Esclarecemos que o Dr. Gabriel Alvarenga é médico obstetra, com formação especializada e ampla experiência nesta unidade hospitalar, não havendo registros prévios de condutas inadequadas ou infrações éticas em sua atuação profissional.

Informamos ainda que a maternidade realiza, em média, 180 partos mensais, com histórico de nenhuma notificação de óbito materno no último ano. Nosso índice de óbito neonatal está abaixo da média do estado e também da média nacional. Os óbitos neonatais registrados decorrem, principalmente, de prematuridade e anomalias congênitas, com taxa de 7,09%, igualmente inferior à média nacional.

Todos os casos são analisados pelo Comitê de Mortalidade Infantil do município, o que demonstra o compromisso institucional com a qualidade e a segurança da assistência prestada.

Sobre o caso em questão, ressaltamos que a atonia uterina é uma complicação obstétrica conhecida, imprevisível em muitos casos, podendo ocorrer tanto em partos vaginais quanto cesarianos, mesmo na ausência de fatores de risco aparentes, sendo amplamente descrita na literatura médica como uma das principais emergências obstétricas.

O parto evoluiu de forma rápida e previsível desde a admissão até a dilatação completa, motivo pelo qual foi mantida a condução por via vaginal, em consonância com os protocolos assistenciais vigentes. A admissão ocorreu às 10h, com parto efetivo às 13h45, caracterizando um período expulsivo relativamente curto, com dilatação total.
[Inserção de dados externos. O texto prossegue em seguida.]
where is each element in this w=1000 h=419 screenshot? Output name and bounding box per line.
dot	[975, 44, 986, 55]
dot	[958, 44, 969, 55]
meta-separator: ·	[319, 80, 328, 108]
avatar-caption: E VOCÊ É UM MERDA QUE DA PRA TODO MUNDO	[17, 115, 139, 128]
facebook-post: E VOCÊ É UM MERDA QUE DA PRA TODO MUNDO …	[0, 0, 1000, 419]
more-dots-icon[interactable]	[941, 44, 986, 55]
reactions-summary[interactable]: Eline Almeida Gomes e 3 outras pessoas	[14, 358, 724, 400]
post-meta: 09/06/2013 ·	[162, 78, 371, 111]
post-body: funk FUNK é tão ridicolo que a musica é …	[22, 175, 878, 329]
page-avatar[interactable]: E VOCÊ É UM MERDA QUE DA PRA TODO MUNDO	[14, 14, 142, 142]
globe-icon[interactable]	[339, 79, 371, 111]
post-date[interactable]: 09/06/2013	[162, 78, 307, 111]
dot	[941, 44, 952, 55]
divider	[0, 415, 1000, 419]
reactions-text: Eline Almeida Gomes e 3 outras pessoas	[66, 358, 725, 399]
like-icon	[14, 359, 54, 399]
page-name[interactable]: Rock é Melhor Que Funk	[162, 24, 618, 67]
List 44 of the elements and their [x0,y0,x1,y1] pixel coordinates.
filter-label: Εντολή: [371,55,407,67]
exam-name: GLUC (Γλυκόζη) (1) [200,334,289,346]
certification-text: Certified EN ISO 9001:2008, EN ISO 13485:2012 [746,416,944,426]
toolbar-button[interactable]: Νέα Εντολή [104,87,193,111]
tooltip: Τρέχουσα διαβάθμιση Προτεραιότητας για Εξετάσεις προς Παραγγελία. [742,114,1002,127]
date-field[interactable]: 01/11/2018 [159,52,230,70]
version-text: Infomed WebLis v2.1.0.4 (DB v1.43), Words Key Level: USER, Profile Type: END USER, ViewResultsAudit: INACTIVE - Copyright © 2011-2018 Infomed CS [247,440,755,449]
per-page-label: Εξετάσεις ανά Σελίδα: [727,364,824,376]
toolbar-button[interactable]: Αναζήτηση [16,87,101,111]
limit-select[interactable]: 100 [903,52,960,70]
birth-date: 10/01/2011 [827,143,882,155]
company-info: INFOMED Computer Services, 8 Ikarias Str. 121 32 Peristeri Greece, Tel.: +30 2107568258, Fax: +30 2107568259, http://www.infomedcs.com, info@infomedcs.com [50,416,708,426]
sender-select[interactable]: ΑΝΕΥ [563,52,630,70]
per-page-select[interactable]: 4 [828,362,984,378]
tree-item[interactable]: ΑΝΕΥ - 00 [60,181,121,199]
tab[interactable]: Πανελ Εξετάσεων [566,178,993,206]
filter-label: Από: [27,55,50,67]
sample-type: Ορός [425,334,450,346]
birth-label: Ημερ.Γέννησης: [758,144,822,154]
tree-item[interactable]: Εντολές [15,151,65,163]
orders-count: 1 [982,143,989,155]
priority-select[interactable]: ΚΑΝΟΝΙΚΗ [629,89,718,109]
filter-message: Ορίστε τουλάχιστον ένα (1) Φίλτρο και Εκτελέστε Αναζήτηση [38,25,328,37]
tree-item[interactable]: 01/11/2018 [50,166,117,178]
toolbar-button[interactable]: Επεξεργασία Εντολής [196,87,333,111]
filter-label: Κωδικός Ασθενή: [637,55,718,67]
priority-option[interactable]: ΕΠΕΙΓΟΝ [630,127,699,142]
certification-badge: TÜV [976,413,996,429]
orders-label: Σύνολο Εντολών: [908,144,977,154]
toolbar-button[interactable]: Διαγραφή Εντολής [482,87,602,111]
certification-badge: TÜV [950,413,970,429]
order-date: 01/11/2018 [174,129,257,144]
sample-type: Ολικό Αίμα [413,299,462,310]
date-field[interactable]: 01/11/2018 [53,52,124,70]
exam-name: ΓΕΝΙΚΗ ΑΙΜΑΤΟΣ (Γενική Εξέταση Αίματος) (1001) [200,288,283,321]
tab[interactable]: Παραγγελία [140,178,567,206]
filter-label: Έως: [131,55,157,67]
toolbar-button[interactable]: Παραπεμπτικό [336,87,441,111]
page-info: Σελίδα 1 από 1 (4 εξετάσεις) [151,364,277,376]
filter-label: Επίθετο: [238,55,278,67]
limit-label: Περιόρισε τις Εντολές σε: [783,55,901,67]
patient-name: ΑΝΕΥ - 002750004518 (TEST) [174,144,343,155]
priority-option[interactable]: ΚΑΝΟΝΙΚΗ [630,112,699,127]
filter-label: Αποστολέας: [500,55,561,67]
Por fim, informamos que a Diretoria do Hospital instaurou uma sindicância interna, cujos resultados serão encaminhados à Comissão de Ética Médica do Hospital e, posteriormente, ao Conselho Regional de Medicina, órgão legalmente competente para a avaliação da conduta profissional.

NOTA INFORMATIVA

O HAOC informa que o médico Dr. Gabriel Alvarenga solicitou afastamento, temporariamente, de suas atividades profissionais no hospital, em razão dos fatos recentemente ocorridos. O Hospital reforça que os atendimentos seguem normalmente, sem prejuízo à assistência prestada à população.

NOTA OFICIAL

A Diretoria deste hospital informa que, apesar de todos os esforços da equipe médica e da terapia intensiva neonatal, o recém-nascido de Bianca evoluiu a óbito.

Esta Diretoria já instaurou sindicância técnica para apuração rigorosa dos acontecimentos médicos relacionados ao atendimento da gestante, conforme já divulgado anteriormente.

Cabe esclarecer, novamente, que as explicações técnicas apresentadas pelo obstetra assistente indicam a ocorrência de sofrimento fetal agudo, condição que motivou a intervenção obstétrica com o uso de fórceps. Trata-se, segundo os esclarecimentos técnicos fornecidos, de uma medida excepcional e emergencial, adotada com o objetivo de preservar a viabilidade fetal.

As graves complicações obstétricas que se desenvolveram, e que também exigiram a realização de intervenção obstétrica invasiva, ocasionaram sérias consequências ao concepto. Com profundo pesar, comunicamos o óbito do recém-nascido.

Esclarece-se, ainda, que a sindicância interna será devidamente encaminhada ao Egrégio Conselho Regional de Medicina, órgão competente para a apuração de denúncias e questionamentos acerca de eventuais atos médicos.